AWS: Using the AWS CLI to search within files in an S3 Bucket - Part 1 - Cloudformation
When setting up infrastructure is more straightforward than the 'simple' task you need to perform
Recently as part of my job I needed to help colleagues find some very specific files within an S3 bucket. This post deals with setting up some basic infrastructure to mimic how the original data was generated, and then a script to generate some test data. In the next post I’ll go through how the search script works.
Repository
All of the code and the scripts are available on my Github.
Starting with the project itself, I’ve employed a devcontainer, this is based on the Typescript-Node devcontainer.
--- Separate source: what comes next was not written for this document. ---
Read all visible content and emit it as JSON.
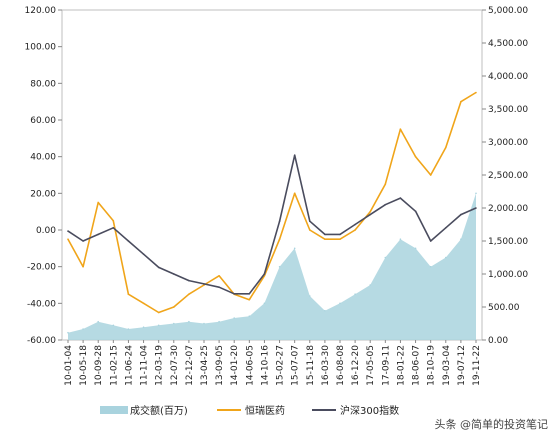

The devcontainer.json has been updated at lines 10-13 to pull in the AWS CLI feature and the AWS CDK feature contribution:
"features": {
"ghcr.io/devcontainers/features/aws-cli:1": {},
"ghcr.io/devcontainers-contrib/features/aws-cdk:2": {}
},
This means that the aws cli and cdk will be available in the container. To avoid the need to setup the cli each time the container is built I’ve mapped my local .aws
folder to the devcontainer lines (17-19):
"mounts": [
"source=${localEnv:HOME}/.aws,target=/home/node/.aws,type=bind,consistency=cached"
],
The above configuration was put together based on Rehan Haider’s blog post.
Infrastructure
The aim of the stack is to setup infrastructure like the following:
The lambda function uses a javascript function to write incoming events directly to the s3 bucket:
const lambda = new Function(this, 'findansqsevent-lambda',
{
runtime: Runtime.NODEJS_18_X,
code: Code.fromAsset(path.join(__dirname, '/../js-function/findansqsevent')),
handler: "index.handler",
environment: {
bucket: bucket.bucketName,
prefix: "outputFolder/"
}
});
As the lambda is initially run the bucket
and prefix
environment variables are imported to be used in each execution:
const { bucket, prefix } = process.env;
The function is setup to be able to deal with multiple incoming messages, cycling through all of them, and PUT
ting them one at a time in the S3 bucket:
for (const { messageId, body } of event.Records) {
console.log('SQS message %s: %j', messageId, body);
const command = new PutObjectCommand({
Body: body,
Bucket: bucket,
Key: prefix.endsWith('/') ?
`${prefix}${messageId}.json` :
`${prefix}/${messageId}.json`
});
const response = await client.send(command);
console.log('S3 response: ' + JSON.stringify(response));
}
The stack should first be built using the command npm run build
. Once this has completed it can de deployed with cdk deploy
. This assumes you have the aws cli and cdk installed, and configured.
Data generation script
The repository includes the `generate-messages.sh shell script that publishes events.
The script takes two parameters:
-t|--topic <value>
- the arn of the topic deployed-i|--iterations <value>
- the number of events to generate
The script uses the aws sns topic
command to publish events to the sns topic created by the stack above:
aws sns publish --topic-arn $topic --message "$value" > /dev/null
The output of the aws sns publish
command is redirected to /dev/null
to keep the output clean. The output looks similar to the following:
{
"MessageId": "123a45b6-7890-12c3-45d6-333322221111"
}
For this use case I’m not too concerned with the message id, however it may be important to you when publishing messages.
In order to run the script you need to set the execute permission, the following command will do this for the current user only: chmod u+x generate-messages.sh
To be able to run the script you will need the aws cli installed and configured.